- Sheet music cover

Song
- Released: 1957
- Genre: Canzone napoletana; biguine;
- Songwriters: Domenico Modugno; Dino Verde;

Audio
- "Resta cu' mme" on YouTube

= Resta cu' mme =

"Resta cu' mme" ("Stay with Me") is a 1957 canzone napoletana song composed by Domenico Modugno (music) and Dino Verde (lyrics). The autobiographical lyrics portray a troubled love story, inspired by the one that Verde was experiencing at the time.

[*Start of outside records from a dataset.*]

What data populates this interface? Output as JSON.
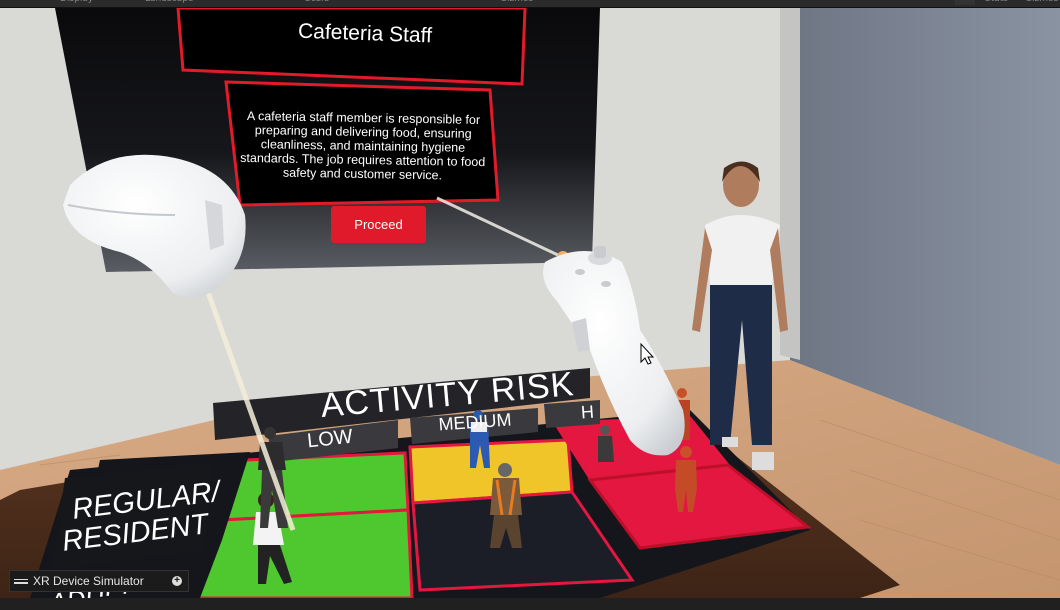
{
  "scene": {
    "panel_title": "Cafeteria Staff",
    "panel_description": "A cafeteria staff member is responsible for preparing and delivering food, ensuring cleanliness, and maintaining hygiene standards. The job requires attention to food safety and customer service.",
    "proceed_label": "Proceed",
    "board": {
      "header": "ACTIVITY RISK",
      "columns": [
        "LOW",
        "MEDIUM",
        "H"
      ],
      "row_label_lines": [
        "REGULAR/",
        "RESIDENT"
      ],
      "partial_bottom_label": "ADULT"
    }
  },
  "overlay": {
    "xr_simulator_label": "XR Device Simulator"
  },
  "colors": {
    "panel_border": "#e21b2a",
    "proceed_button": "#e01a2a",
    "low": "#4fc72f",
    "medium": "#f0c52a",
    "high": "#e3173f",
    "dark_tile": "#1c1e27"
  }
}
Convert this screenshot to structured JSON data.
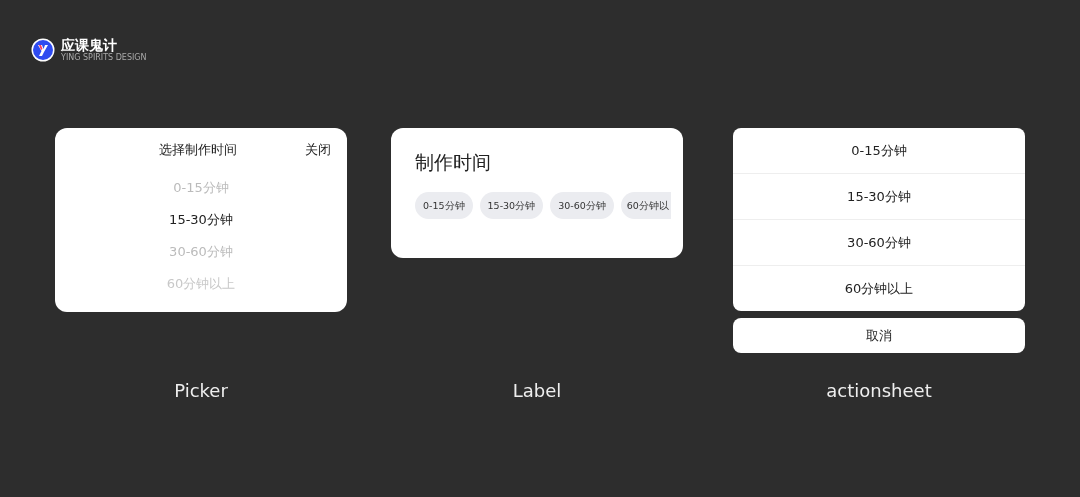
{
  "logo": {
    "name": "应课鬼计",
    "tagline": "YING SPIRITS DESIGN"
  },
  "picker": {
    "title": "选择制作时间",
    "close": "关闭",
    "options": [
      {
        "label": "0-15分钟",
        "selected": false
      },
      {
        "label": "15-30分钟",
        "selected": true
      },
      {
        "label": "30-60分钟",
        "selected": false
      },
      {
        "label": "60分钟以上",
        "selected": false
      }
    ],
    "caption": "Picker"
  },
  "label": {
    "title": "制作时间",
    "chips": [
      "0-15分钟",
      "15-30分钟",
      "30-60分钟",
      "60分钟以"
    ],
    "caption": "Label"
  },
  "actionsheet": {
    "options": [
      "0-15分钟",
      "15-30分钟",
      "30-60分钟",
      "60分钟以上"
    ],
    "cancel": "取消",
    "caption": "actionsheet"
  }
}
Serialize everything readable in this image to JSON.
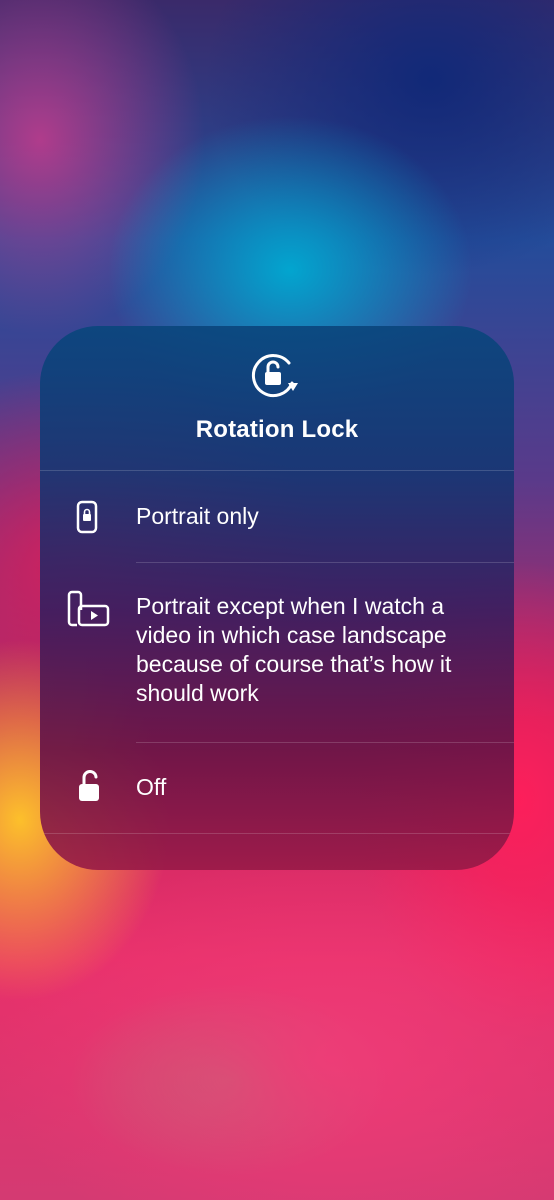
{
  "rotation_lock": {
    "icon": "rotation-lock-icon",
    "title": "Rotation Lock",
    "options": [
      {
        "icon": "portrait-phone-lock-icon",
        "label": "Portrait only"
      },
      {
        "icon": "portrait-landscape-video-icon",
        "label": "Portrait except when I watch a video in which case landscape because of course that’s how it should work"
      },
      {
        "icon": "unlocked-padlock-icon",
        "label": "Off"
      }
    ]
  }
}
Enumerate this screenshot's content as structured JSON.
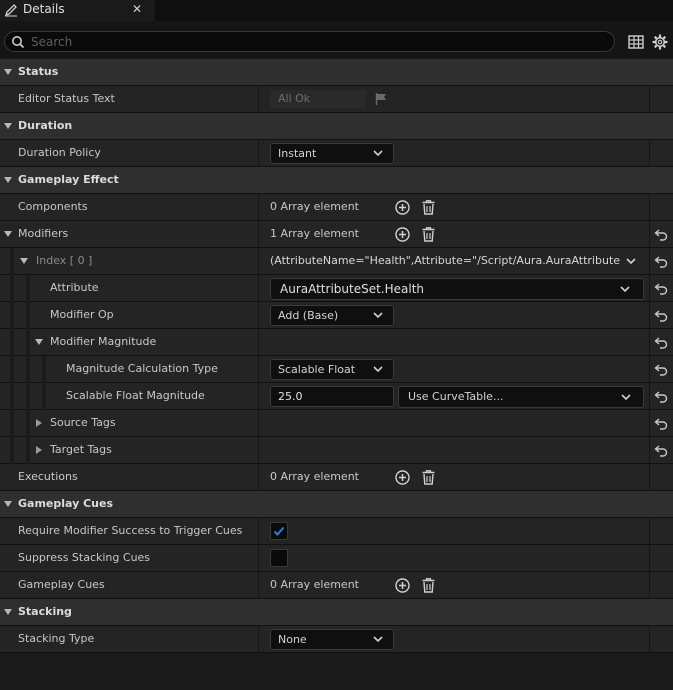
{
  "tab": {
    "title": "Details",
    "close_glyph": "✕",
    "icon": "pencil-icon"
  },
  "search": {
    "placeholder": "Search",
    "value": ""
  },
  "toolbar": {
    "table_icon": "table-icon",
    "settings_icon": "gear-icon"
  },
  "status": {
    "category": "Status",
    "editor_status_text": {
      "label": "Editor Status Text",
      "value": "All Ok"
    }
  },
  "duration": {
    "category": "Duration",
    "duration_policy": {
      "label": "Duration Policy",
      "value": "Instant"
    }
  },
  "gameplay_effect": {
    "category": "Gameplay Effect",
    "components": {
      "label": "Components",
      "value": "0 Array element"
    },
    "modifiers": {
      "label": "Modifiers",
      "value": "1 Array element",
      "index0": {
        "label": "Index [ 0 ]",
        "value": "(AttributeName=\"Health\",Attribute=\"/Script/Aura.AuraAttributeSet:H",
        "attribute": {
          "label": "Attribute",
          "value": "AuraAttributeSet.Health"
        },
        "modifier_op": {
          "label": "Modifier Op",
          "value": "Add (Base)"
        },
        "modifier_magnitude": {
          "label": "Modifier Magnitude",
          "calc_type": {
            "label": "Magnitude Calculation Type",
            "value": "Scalable Float"
          },
          "scalable_float": {
            "label": "Scalable Float Magnitude",
            "value": "25.0",
            "curve": "Use CurveTable..."
          }
        },
        "source_tags": {
          "label": "Source Tags"
        },
        "target_tags": {
          "label": "Target Tags"
        }
      }
    },
    "executions": {
      "label": "Executions",
      "value": "0 Array element"
    }
  },
  "gameplay_cues": {
    "category": "Gameplay Cues",
    "require_success": {
      "label": "Require Modifier Success to Trigger Cues",
      "checked": true
    },
    "suppress_stacking": {
      "label": "Suppress Stacking Cues",
      "checked": false
    },
    "cues": {
      "label": "Gameplay Cues",
      "value": "0 Array element"
    }
  },
  "stacking": {
    "category": "Stacking",
    "stacking_type": {
      "label": "Stacking Type",
      "value": "None"
    }
  },
  "colors": {
    "accent": "#2a7de1",
    "background": "#1a1a1a",
    "row": "#242424",
    "category": "#2f2f2f"
  }
}
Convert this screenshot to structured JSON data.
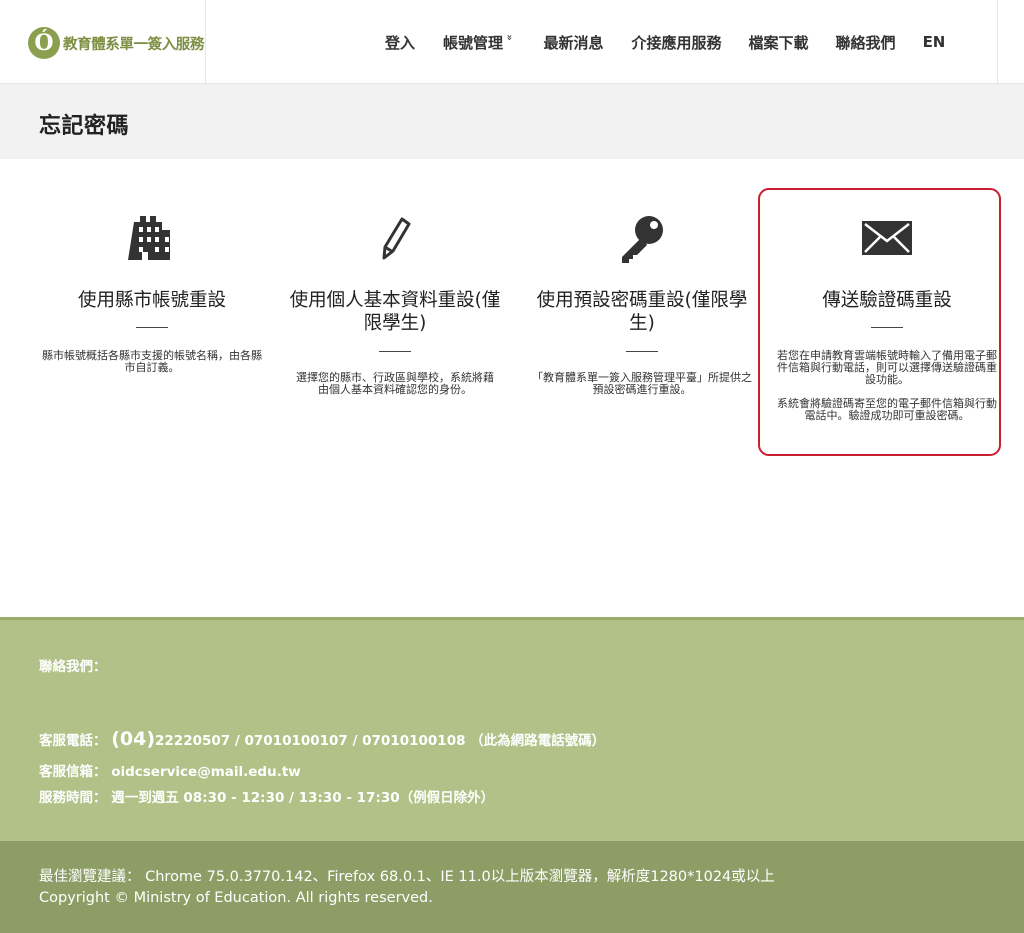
{
  "header": {
    "logo_mark": "Ó",
    "logo_text": "教育體系單一簽入服務",
    "nav": [
      {
        "label": "登入",
        "icon": ""
      },
      {
        "label": "帳號管理",
        "icon": "chevron-double-down-icon"
      },
      {
        "label": "最新消息",
        "icon": ""
      },
      {
        "label": "介接應用服務",
        "icon": ""
      },
      {
        "label": "檔案下載",
        "icon": ""
      },
      {
        "label": "聯絡我們",
        "icon": ""
      },
      {
        "label": "EN",
        "icon": ""
      }
    ],
    "dropdown_caret": "»"
  },
  "page": {
    "title": "忘記密碼"
  },
  "cards": [
    {
      "icon": "building-icon",
      "title": "使用縣市帳號重設",
      "description": [
        "縣市帳號概括各縣市支援的帳號名稱，由各縣市自訂義。"
      ]
    },
    {
      "icon": "pencil-icon",
      "title": "使用個人基本資料重設(僅限學生)",
      "description": [
        "選擇您的縣市、行政區與學校，系統將藉由個人基本資料確認您的身份。"
      ]
    },
    {
      "icon": "key-icon",
      "title": "使用預設密碼重設(僅限學生)",
      "description": [
        "「教育體系單一簽入服務管理平臺」所提供之預設密碼進行重設。"
      ]
    },
    {
      "icon": "envelope-icon",
      "title": "傳送驗證碼重設",
      "description": [
        "若您在申請教育雲端帳號時輸入了備用電子郵件信箱與行動電話，則可以選擇傳送驗證碼重設功能。",
        "系統會將驗證碼寄至您的電子郵件信箱與行動電話中。驗證成功即可重設密碼。"
      ],
      "highlighted": true
    }
  ],
  "footer": {
    "contact_heading": "聯絡我們：",
    "phone_label": "客服電話：",
    "phone_area": "(04)",
    "phone_numbers": "22220507 / 07010100107 / 07010100108 （此為網路電話號碼）",
    "email_label": "客服信箱：",
    "email": "oidcservice@mail.edu.tw",
    "hours_label": "服務時間：",
    "hours": "週一到週五 08:30 - 12:30 / 13:30 - 17:30（例假日除外）",
    "browser_note": "最佳瀏覽建議： Chrome 75.0.3770.142、Firefox 68.0.1、IE 11.0以上版本瀏覽器，解析度1280*1024或以上",
    "copyright": "Copyright © Ministry of Education. All rights reserved."
  },
  "colors": {
    "brand_green": "#8aa04e",
    "footer_contact_bg": "#b1c187",
    "footer_bottom_bg": "#8c9e66",
    "highlight_border": "#c8202f",
    "title_band_bg": "#f2f2f2"
  }
}
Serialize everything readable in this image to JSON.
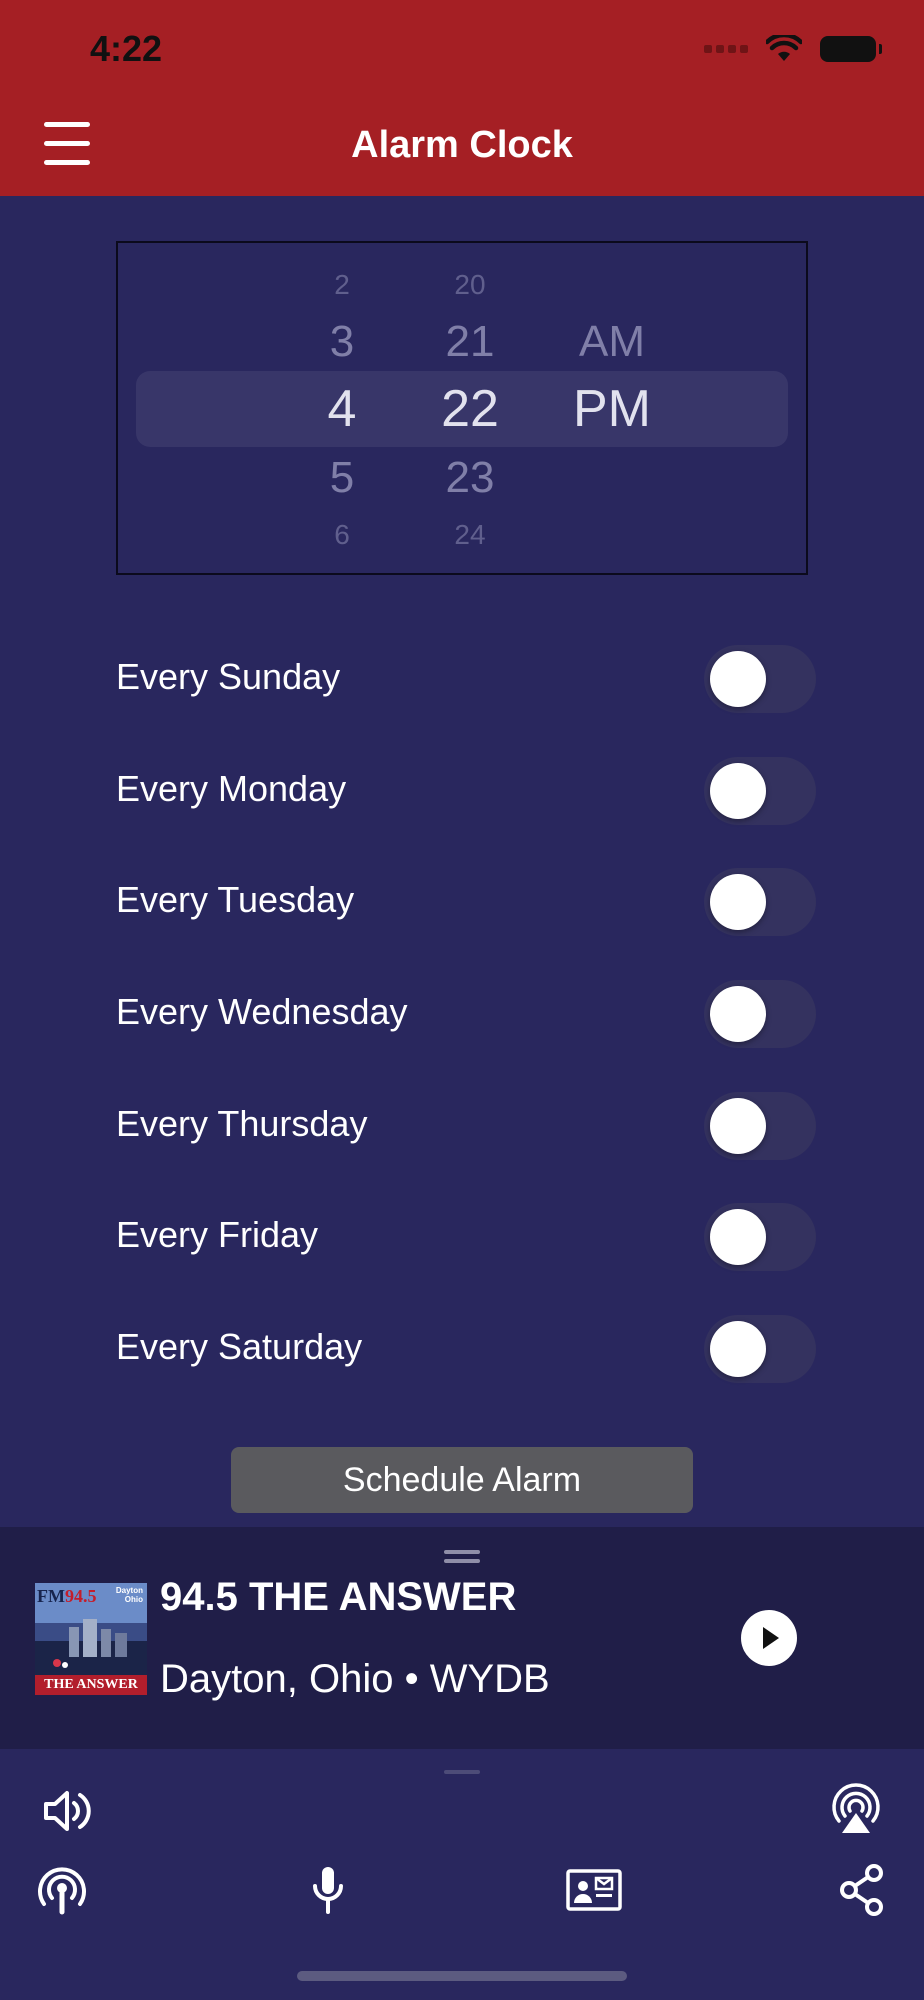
{
  "status_bar": {
    "time": "4:22"
  },
  "header": {
    "title": "Alarm Clock"
  },
  "picker": {
    "hours": [
      "2",
      "3",
      "4",
      "5",
      "6"
    ],
    "minutes": [
      "20",
      "21",
      "22",
      "23",
      "24"
    ],
    "periods": [
      "AM",
      "PM"
    ],
    "selected": {
      "hour": "4",
      "minute": "22",
      "period": "PM"
    }
  },
  "days": [
    {
      "label": "Every Sunday",
      "on": false
    },
    {
      "label": "Every Monday",
      "on": false
    },
    {
      "label": "Every Tuesday",
      "on": false
    },
    {
      "label": "Every Wednesday",
      "on": false
    },
    {
      "label": "Every Thursday",
      "on": false
    },
    {
      "label": "Every Friday",
      "on": false
    },
    {
      "label": "Every Saturday",
      "on": false
    }
  ],
  "schedule_button": {
    "label": "Schedule Alarm"
  },
  "now_playing": {
    "station": "94.5 THE ANSWER",
    "subtitle": "Dayton, Ohio • WYDB",
    "logo_text": {
      "fm": "FM",
      "freq": "94.5",
      "city": "Dayton",
      "state": "Ohio",
      "banner": "THE ANSWER"
    }
  },
  "toolbar_icons": [
    "volume-icon",
    "airplay-icon",
    "podcast-icon",
    "microphone-icon",
    "contact-card-icon",
    "share-icon"
  ],
  "colors": {
    "header": "#a51f24",
    "background": "#29275e",
    "now_playing_bg": "#201e48",
    "button_gray": "#5a5a5e",
    "toggle_off": "#34325f"
  }
}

The song was launched by Marino Marini at the Capriccio nightclub in Milan, and after the first performance the very excited response by the audience prompted Marini to re-perform the song ten more times. The verse "Nun me 'mporta dô passato, nun me 'mporta 'e chi t'ha avuto" (i.e. "I don't care about the past, I don't care who had you") was initially censored and replaced by "Nun me 'mporta si 'o passato sulo lagreme m'ha dato" ("I don't care if the past only gave me tears").

It first entered the hitparade in the version recorded by Roberto Murolo. The most successful cover version was the disco rendition by Marcella Bella, which in 1976 reached ninth place on the hit parade. Artists who covered the song also include the author Modugno, Mina, Ornella Vanoni, Claudio Villa, Bruno Martino, Ruggero Raimondi, Nicola Arigliano, Betty Curtis, Peter Van Wood, Fred Bongusto, Lina Sastri, Giacomo Rondinella, Renzo Arbore, Rino Salviati, Maurizio Arena.

The song was adapted in numerous foreign languages, including English (with the titles "Stay Here with Me" and "Stay with Me", with lyrics by Milt Gabler), French (as "C'est plus facile à deux" and "C'est du soleil de t'embrasser") and Spanish (as "Ven junto a mi"). Non-Italian language versions include those recorded by Kaye Ballard, Colette Renard, Georgia Gibbs, Bertil Boo, Gogi Grant.